Over the weekend, the unfamiliar sound of the pitter patter of rain intensified to a din as people donned their rain boots and lugged around their waterlogged umbrellas in the first rainstorm that San Francisco has seen since March. Despite the early rainfall however, California’s drought is far from over.
In the space of three days last week, San Francisco received 1.18 inches of rainfall, according to meteorology professor Oswaldo Garcia, which is more than what the city received for the whole month of October last year. At San Francisco International Airport, 175 flights were cancelled and SF State dispatched a weather advisory to students.
However severe the rain may have been for the Bay Area, the severity of the drought is not over according to Jason Gurdak, an associate professor of geology at SF State, with an emphasis in hydrology.
“The drought monitor estimates that 33.7 million Californians are in locations that are experiencing the drought. So the drought is not truly over,” Gurdak said.
According to John Monteverdi, a professor in the meteorology department at SF State, even though the five-year drought is still severe in many places throughout California, we don’t have to necessarily make up for all the months of rainfall that we haven’t received.
“We don’t have to make up for it all, but we do need at least a couple normal winters. There is a difference between a meteorological drought and and a water source drought. We are out of the meteorological drought. We got a lot of rain last March and April, but we still have to make up for the water source drought with a few consecutive years of normal rainfall,” Monteverdi said.
Despite the fact that we still need a few seasons of normal rainfall to help mitigate the statewide drought, according to Gurdak, the drought is less severe in certain areas of California.

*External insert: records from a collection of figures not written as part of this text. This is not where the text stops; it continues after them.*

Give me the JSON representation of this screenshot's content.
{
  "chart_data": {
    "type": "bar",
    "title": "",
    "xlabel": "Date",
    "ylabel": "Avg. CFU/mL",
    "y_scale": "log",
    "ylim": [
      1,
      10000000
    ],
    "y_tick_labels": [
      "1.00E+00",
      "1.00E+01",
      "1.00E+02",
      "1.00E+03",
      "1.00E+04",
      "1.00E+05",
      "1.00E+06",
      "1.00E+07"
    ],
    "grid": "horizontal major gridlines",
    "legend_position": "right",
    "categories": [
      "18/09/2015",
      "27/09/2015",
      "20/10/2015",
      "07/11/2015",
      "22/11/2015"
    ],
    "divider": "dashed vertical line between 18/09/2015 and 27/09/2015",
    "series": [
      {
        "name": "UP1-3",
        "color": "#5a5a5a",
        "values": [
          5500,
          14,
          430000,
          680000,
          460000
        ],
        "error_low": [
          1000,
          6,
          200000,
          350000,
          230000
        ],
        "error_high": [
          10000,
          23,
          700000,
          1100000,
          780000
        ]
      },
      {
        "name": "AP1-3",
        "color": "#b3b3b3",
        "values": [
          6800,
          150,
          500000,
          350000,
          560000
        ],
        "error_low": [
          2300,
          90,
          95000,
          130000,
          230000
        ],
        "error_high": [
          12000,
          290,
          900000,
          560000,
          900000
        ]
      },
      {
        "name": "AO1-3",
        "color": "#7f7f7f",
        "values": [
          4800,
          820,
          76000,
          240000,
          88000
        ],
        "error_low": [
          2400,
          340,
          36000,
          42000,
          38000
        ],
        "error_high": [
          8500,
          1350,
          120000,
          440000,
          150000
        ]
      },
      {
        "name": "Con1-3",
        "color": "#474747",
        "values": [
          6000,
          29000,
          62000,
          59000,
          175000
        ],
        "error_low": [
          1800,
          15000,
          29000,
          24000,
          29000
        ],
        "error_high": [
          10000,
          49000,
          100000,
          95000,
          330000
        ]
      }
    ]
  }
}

“The drought may be less severe in some regions of California, like Northern California, maybe prompting some managers to lift certain water use restrictions, but much of California is still very much experiencing drought,” Gurdak said. “About 83 percent of California is still experiencing at least moderate drought conditions and 42 percent of the state is experiencing extreme drought conditions,” Gurdak said, citing statistics from the United States Drought Monitor.
Last year’s El Nino was expected to dump several inches of rain throughout California, yet the state did not get the amount of rain that was anticipated, according to Monteverdi.
“Typical El Nino ocean temperatures are warmer than normal in the eastern and tropical Pacific, but last year, there were warmer than normal ocean temperatures between Hawaii and San Francisco and forced the jetstream of rain into the Pacific Northwest,” Monteverdi explained. “Northern California and Southern California, especially Los Angeles and Santa Barbara, didn’t get much rain. Yet Oregon and Washington got a lot of rain; Portland had record rainfall in December. That should’ve been us,” Monteverdi said.
When asked if last weekend’s rain storm is a good sign for a wet winter, Monteverdi said there is often no correlation with having rain in October to predicting a good season of oncoming rainfall and that rainfall projections for winter are “up in the air.”
However, according to Monteverdi, San Francisco is predicted to receive another couple inches of rain in the next few weeks.
“The next storm is expected for next Monday or Tuesday, it won’t be as wet as the last storm, but we could get two inches of rain in the next few weeks or so,” Monteverdi said.
Even though the outlook for this winter’s rainfall doesn’t look too grim, Monteverdi and Liana Derus, president of the Environmentally Concerned Organization of Students, emphasized that it is still important to be mindful of water usage.
“The drought isn’t a hot topic anymore, but our planet is dying and we should still be scared. Taking 15-minute showers won’t do much (to help conserve water). Eighty percent of water is used in animal agriculture, so we can be mindful of water use at home, but we should be more mindful of what we eat,” said Derus, who is also an environmental studies major. “500 gallons of water go into one serving of beef. We should not be eating meat three times a day. Make a compromise.”
Other ways that students can help cut back on water usage include abstaining from watering lawns and making sure that showers don’t exceed half an hour, according to Monteverdi.
“I don’t think it is too worrisome where people should stop taking showers or flushing the toilet. Just be mindful and keep fingers crossed that these rain predictions for the next few weeks will be true,” Monteverdi said.